The praiseworthy and the pitiful

The praiseworthy and the pitiful is our weekly post on the little things that caught our eye but didn’t lead to a full post. This week:

Tracy Watkins’ new blog A best of the political journos’ blogs I reckon. Watkins has been responding to comments, showing a bit of a sassy side, and her pieces aren’t too long. Funny (and sad) thing is that the best writing we se from the political journos is often on their blogs.
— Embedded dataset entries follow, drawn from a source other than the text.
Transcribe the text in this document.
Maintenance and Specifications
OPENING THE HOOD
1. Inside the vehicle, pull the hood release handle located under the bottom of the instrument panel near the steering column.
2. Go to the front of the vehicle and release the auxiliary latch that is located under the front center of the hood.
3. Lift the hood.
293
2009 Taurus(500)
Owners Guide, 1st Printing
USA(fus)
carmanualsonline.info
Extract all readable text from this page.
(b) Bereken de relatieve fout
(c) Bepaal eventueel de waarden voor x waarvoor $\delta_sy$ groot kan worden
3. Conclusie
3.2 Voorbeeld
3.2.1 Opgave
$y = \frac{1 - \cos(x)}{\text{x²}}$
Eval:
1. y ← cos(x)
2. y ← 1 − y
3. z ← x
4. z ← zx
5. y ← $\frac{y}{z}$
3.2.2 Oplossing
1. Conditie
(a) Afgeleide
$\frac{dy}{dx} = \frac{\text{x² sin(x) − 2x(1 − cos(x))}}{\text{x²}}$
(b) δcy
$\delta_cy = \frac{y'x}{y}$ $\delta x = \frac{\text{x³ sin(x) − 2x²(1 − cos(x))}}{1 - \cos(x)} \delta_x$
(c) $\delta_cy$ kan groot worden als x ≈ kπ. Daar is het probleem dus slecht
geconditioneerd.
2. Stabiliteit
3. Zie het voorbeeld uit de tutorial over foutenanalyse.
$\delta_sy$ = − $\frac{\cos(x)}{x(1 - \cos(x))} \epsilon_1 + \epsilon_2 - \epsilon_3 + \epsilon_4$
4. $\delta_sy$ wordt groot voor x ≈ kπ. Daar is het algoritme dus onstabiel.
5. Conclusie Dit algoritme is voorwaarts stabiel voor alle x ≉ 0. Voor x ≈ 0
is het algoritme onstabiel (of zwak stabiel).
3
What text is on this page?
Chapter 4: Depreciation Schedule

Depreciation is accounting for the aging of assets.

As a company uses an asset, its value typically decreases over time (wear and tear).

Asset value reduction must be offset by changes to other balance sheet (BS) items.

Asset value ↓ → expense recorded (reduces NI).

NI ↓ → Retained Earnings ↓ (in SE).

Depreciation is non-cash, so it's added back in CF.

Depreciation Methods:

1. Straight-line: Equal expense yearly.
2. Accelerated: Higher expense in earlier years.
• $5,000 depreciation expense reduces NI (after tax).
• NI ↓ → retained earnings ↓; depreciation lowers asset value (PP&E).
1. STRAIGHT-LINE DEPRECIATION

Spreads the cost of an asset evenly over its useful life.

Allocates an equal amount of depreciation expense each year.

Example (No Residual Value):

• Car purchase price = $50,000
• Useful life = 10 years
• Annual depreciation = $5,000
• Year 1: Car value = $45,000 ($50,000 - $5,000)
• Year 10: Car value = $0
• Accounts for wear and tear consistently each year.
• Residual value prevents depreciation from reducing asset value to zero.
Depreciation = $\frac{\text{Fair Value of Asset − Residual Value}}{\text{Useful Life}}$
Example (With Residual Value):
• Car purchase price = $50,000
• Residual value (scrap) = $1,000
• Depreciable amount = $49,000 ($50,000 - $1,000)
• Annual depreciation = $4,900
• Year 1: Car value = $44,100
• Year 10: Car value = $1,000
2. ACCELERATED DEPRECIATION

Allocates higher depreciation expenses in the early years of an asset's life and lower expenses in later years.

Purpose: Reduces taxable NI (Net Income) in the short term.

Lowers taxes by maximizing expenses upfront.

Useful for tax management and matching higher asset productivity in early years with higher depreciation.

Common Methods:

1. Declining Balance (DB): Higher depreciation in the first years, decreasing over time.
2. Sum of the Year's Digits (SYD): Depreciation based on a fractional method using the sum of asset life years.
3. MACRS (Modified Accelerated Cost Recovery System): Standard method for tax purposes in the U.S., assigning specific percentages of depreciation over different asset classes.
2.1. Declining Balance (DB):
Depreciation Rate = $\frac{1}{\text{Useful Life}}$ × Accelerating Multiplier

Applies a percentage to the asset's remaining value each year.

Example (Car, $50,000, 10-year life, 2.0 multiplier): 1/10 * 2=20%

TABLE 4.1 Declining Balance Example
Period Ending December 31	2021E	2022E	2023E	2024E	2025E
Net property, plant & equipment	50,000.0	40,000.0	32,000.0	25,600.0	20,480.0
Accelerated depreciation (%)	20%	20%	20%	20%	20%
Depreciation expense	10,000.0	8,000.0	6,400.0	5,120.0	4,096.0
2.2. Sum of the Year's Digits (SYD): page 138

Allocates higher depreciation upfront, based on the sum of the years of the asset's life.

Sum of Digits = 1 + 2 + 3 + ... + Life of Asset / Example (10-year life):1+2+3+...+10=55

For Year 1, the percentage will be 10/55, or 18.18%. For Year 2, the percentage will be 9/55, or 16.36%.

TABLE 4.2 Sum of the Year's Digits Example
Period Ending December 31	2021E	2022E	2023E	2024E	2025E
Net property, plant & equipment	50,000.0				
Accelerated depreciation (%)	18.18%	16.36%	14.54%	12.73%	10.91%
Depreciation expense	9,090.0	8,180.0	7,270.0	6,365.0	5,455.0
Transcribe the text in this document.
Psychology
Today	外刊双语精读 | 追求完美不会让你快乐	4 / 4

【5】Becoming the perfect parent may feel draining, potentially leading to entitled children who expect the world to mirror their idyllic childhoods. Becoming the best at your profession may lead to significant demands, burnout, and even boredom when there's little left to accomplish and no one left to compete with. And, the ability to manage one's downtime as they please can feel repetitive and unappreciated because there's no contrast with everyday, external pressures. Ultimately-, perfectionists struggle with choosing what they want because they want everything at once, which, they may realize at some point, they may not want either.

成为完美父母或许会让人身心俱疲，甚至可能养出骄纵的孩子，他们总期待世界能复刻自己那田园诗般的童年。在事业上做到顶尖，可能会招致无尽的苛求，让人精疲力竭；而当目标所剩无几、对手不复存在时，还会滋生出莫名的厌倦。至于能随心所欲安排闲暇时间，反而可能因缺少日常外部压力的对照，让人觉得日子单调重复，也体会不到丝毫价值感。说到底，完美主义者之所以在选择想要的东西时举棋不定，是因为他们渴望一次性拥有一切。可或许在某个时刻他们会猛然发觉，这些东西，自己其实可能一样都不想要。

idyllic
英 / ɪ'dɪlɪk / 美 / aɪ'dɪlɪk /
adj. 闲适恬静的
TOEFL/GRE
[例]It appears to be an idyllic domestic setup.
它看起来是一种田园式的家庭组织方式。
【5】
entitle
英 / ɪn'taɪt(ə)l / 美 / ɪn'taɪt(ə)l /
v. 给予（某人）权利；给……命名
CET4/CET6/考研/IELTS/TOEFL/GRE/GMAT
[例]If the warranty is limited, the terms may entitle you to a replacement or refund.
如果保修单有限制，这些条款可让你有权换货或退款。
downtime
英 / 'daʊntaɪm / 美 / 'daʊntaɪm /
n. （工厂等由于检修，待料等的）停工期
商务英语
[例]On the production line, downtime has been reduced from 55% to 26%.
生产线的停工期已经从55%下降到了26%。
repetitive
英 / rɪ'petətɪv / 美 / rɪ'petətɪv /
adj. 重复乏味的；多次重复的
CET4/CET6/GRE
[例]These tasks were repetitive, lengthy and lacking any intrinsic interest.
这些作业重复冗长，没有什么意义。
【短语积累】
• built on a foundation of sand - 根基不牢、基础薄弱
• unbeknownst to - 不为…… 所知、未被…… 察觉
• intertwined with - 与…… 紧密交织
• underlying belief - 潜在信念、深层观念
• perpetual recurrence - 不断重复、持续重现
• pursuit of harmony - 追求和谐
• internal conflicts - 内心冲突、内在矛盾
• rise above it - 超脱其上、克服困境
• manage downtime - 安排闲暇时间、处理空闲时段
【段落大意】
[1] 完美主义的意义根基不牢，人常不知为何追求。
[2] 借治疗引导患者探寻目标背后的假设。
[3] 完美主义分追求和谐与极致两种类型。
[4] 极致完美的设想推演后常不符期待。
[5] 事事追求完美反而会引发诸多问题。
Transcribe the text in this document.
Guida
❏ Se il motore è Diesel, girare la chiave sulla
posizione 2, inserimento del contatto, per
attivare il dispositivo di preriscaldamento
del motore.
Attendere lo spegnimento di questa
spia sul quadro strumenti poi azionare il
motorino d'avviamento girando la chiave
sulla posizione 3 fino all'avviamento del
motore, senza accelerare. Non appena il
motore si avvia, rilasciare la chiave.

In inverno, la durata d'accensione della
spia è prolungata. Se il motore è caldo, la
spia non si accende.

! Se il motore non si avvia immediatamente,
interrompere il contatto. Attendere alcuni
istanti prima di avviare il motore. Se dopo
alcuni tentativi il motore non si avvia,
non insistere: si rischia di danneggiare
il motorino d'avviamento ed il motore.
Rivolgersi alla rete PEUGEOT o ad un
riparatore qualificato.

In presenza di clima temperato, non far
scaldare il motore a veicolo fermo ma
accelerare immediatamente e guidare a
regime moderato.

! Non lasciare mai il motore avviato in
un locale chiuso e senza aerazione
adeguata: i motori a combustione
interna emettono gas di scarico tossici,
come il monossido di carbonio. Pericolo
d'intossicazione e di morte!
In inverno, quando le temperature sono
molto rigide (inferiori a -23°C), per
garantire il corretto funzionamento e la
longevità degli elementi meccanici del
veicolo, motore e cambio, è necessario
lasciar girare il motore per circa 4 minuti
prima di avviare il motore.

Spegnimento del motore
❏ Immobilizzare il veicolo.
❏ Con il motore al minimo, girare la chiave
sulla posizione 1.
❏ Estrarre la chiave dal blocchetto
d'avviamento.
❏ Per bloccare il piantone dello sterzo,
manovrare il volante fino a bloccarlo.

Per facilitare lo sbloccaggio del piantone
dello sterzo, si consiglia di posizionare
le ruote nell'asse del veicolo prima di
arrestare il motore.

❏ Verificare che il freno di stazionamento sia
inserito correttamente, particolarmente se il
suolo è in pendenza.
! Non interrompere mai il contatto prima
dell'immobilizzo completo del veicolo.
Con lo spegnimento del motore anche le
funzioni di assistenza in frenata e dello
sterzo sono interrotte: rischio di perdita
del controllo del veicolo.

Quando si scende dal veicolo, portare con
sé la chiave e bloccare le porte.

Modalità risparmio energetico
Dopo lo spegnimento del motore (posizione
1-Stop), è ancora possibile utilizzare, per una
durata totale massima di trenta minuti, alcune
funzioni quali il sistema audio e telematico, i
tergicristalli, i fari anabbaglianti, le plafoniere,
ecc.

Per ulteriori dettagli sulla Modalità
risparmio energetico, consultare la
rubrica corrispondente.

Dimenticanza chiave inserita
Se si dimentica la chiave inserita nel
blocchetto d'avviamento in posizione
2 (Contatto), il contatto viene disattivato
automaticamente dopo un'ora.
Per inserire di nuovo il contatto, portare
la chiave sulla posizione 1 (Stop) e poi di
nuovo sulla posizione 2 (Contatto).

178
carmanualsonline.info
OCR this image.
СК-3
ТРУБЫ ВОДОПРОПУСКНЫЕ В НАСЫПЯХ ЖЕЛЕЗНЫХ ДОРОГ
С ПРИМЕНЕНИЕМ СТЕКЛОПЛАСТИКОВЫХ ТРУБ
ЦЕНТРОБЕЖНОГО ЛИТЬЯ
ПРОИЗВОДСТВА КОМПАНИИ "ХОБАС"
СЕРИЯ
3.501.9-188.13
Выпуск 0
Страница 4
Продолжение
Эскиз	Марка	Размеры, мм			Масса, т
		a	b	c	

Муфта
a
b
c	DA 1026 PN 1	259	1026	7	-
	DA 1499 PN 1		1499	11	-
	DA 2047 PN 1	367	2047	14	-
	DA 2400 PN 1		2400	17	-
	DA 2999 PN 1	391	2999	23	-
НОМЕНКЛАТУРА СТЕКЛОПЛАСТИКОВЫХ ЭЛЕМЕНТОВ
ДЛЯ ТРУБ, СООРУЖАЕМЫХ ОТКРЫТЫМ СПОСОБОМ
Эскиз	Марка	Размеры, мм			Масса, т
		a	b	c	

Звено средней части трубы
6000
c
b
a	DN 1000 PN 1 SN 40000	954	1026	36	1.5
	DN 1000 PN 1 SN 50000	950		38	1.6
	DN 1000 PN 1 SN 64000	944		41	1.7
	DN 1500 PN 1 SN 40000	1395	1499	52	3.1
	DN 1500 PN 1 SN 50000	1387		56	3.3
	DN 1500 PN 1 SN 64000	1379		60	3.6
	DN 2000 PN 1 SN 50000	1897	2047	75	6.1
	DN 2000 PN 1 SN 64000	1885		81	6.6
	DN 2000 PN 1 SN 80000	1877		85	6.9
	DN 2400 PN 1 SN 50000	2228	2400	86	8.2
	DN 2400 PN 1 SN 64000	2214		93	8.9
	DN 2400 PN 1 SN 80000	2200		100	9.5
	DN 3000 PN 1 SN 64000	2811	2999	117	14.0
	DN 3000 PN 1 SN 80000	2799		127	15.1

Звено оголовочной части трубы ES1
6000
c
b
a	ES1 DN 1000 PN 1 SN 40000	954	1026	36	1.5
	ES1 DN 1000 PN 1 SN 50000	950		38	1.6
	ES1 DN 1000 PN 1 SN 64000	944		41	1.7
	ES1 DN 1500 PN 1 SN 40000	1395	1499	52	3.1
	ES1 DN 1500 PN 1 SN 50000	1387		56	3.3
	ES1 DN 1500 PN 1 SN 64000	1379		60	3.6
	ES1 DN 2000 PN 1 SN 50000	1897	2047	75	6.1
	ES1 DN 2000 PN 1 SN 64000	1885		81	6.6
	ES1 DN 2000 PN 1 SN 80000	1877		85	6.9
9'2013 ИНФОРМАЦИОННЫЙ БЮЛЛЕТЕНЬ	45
Vernon Small pieces on the Dom and Independent on global recession B+ First political journo I’ve seen trying to get to grips with the geo-political ramifications of the global recession. He correctly points out that the outlook for the Anglo hegemony is not good, he doesn’t look at the other side – the economic and political power that China will gain, right now they’re the only ones with lots of money and they’re using it to buy up major firms and resources in the rest of the world. Points off for writing “double plus bad”, correct Newspeak is ‘doubleplus ungood”‘.

National: “taking the sharpest edges off the recession” C All the Nat MPs are saying as often as possible that their policies are doing this. It’s one of those brilliant spin lines. It sounds good but what does it mean? What are these ‘sharpest edges’, are the policies really going to take them off, why not all the edges? No-one asks, of course. Wait for this to be picked up like ‘rolling maul’.

Hide attacking Auckland Regional Council for losing money on Beckham. C Higher points because its good, if petty, politics but ultimately a bad mark because, if you’re one of the few who still cares about our constitution, you won’t like seeing a Minister looking over a council’s shoulder and criticising their individual and minor spending decisions.

Bill ‘eyes on the ball’ English: “this Government is not preoccupied with all the details” F He goes on to explain that he doesn’t need information because he is too busy making decisions. Any idiot can make a decision, good decisions require good, detailed understanding of the situation.

Key and English when asked about conditions for bailing out firms “there would be a very high benchmark”, “there would be a high hurdle for any assistance” F-. Um, those.. those aren’t answers and we deserve to have them.

Tony Ryall justifying canceling pay-equality inquires because they will “generate an additional form of remuneration pressure that is unaffordable in the current economic and fiscal environmentMega-fail Arguing sexism is necessary to save money. That’s a new low, almost a sacking offence I would have thought.